Велес выругался и ринулся обратно. Возле первых могил он увидел лежащего на снегу Марка, а рядом с ним — похожее на разлагающийся труп существо. Оно склонилось над Марком и пожирало его, зачерпывая из него истлевшим руками что-то алое и пульсирующее, но не кровь. Словно саму душу. А бессознательный Марк становился все бледнее, будто растворялся.
— А ну отошёл от него! — на бегу заорал Огнецвет.
Подскочил к живому трупу и рывком отшвырнул его прочь. Хотел сразу забросить в посмертие, но вопреки ожиданием безмолвие не откликнулось. Существо издало звук, похожий на смешок.
— Не хватает с-силёнок, — по-змеиному просвистело оно. — Оба ос-станетес-сь моими.
— Да хер тебе по всей роже, — огрызнулся Велес.
Бегло глянул на Марка. Тот по-прежнему недвижимо лежал на снегу и никак не ощущался. Огнецвет скрипнул зубами и впился тяжёлым взглядом в труп. Ладно, раз не получилось выкинуть как дядю Славу, значит, будет разбираться по старинке.
— Ты вс-сего лишь один, — откликнулось на его мысли существо. — С-станешь час-стью меня. Как и вс-се до тебя.
— А я не все, — процедил сквозь зубы Огнецвет.
Труп кинулся на него с нечеловеческой скоростью. Дохнуло смрадом разложения. Обожгло болью. Существо всего лишь дотронулось, а заломило так, что в другой жизни Велес уже полез бы за шприцом с промедолом.
— Сука, — на выдохе прошипел Огнецвет. — Ну щас я тебя упокою…
Одной рукой он схватил труп за шею и чуть не заорал от боли. Тут же оттолкнул от себя мертвеца, пытаясь продышаться. Перед глазами плавали чёрно-алые пятна.
— Нравитс-ся?
Велес со свистом втянул холодный воздух. Вот же подстава… Этой мразоте даже ничего делать не нужно. Стоит только к ней прикоснуться, ощущения шарашили, как автоматной очередью прошило. Тяжело дыша, он смотрел на мертвеца. Ну ладно, раз такие дела, всё равно придётся выполнять поставленную задачу. Главное, не вырубиться от болевого шока, а с остальным он уж как-нибудь справится.
— Зря радуешься, — коротко обронил Огнецвет. — Всё равно сдохнешь.
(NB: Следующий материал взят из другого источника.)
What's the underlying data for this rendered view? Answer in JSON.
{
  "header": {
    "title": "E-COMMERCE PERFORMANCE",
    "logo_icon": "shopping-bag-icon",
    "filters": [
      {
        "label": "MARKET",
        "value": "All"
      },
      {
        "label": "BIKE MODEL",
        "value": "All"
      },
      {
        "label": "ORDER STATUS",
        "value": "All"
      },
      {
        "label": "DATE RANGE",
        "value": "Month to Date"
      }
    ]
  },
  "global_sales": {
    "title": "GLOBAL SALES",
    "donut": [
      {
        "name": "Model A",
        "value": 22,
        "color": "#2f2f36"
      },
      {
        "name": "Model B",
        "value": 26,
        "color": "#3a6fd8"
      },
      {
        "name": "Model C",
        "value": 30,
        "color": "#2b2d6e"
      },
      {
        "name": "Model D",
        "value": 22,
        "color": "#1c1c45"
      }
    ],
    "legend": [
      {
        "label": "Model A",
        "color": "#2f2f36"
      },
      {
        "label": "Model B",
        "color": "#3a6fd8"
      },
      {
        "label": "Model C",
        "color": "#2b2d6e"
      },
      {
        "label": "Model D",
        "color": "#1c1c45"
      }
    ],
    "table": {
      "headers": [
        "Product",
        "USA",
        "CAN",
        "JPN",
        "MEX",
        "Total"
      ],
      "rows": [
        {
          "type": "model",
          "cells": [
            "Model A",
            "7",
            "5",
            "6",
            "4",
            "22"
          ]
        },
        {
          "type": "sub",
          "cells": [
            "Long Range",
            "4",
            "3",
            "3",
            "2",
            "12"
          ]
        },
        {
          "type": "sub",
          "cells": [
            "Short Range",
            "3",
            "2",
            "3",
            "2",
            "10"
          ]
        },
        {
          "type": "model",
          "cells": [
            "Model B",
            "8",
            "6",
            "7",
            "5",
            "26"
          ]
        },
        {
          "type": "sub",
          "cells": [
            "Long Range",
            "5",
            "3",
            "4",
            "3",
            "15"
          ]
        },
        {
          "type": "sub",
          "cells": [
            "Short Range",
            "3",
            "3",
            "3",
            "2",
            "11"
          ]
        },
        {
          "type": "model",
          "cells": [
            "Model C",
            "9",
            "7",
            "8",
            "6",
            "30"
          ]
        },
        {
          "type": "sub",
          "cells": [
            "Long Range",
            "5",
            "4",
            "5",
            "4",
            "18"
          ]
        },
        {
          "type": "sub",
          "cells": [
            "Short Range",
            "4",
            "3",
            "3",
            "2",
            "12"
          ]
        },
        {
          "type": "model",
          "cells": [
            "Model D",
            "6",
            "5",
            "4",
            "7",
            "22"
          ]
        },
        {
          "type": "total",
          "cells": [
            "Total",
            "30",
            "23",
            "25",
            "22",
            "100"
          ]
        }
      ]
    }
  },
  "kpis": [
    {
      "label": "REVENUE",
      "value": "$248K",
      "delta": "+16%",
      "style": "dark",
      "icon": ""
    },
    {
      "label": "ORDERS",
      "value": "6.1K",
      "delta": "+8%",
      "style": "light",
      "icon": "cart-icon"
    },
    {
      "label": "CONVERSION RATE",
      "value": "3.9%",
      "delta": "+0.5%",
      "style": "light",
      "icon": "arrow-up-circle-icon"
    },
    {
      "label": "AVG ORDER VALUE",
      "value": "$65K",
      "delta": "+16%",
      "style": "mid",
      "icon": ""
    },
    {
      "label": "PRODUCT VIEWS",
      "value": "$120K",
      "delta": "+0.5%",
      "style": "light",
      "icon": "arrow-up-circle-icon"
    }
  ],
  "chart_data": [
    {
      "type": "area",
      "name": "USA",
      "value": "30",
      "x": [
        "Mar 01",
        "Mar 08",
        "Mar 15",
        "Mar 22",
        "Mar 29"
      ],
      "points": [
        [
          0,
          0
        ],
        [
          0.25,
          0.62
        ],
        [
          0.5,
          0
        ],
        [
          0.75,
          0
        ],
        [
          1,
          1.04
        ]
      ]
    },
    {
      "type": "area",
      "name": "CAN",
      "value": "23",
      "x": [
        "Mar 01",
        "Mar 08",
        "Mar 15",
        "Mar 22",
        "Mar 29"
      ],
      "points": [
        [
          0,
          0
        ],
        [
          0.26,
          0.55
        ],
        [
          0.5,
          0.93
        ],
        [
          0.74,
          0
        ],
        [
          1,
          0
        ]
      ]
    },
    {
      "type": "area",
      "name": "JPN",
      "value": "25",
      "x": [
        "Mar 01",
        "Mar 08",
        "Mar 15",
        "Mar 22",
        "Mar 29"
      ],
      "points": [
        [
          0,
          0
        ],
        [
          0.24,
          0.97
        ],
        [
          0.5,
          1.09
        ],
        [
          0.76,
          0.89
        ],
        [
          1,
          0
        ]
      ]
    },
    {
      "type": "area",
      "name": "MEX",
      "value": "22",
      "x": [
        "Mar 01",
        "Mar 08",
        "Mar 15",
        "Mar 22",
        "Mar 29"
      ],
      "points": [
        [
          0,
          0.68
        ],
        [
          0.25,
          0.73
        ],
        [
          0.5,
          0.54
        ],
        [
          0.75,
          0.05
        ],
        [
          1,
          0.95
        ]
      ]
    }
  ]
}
Он первым набросился на труп. Стиснув зубы от пронизывающей боли, пробил в шею, схватил за груди и швырнул на землю. Со всей силы ударил в грудь. Бил снова и снова, пока не почувствовал как треснули истлевшие рёбра, хрупкие как сухое дерево. Велес почти наощупь дотянулся до сердца и раздавил его ладонью. Существо издало душераздирающий крик. Огнецвета ошпарило такой сильной болью, что он чудом остался в сознании, но обессиленно упал рядом. Ускользающим взглядом увидел, как во все стороны плеснуло красным. Не кровью — всё той же энергией или материей, которую оно выжирало из Марка.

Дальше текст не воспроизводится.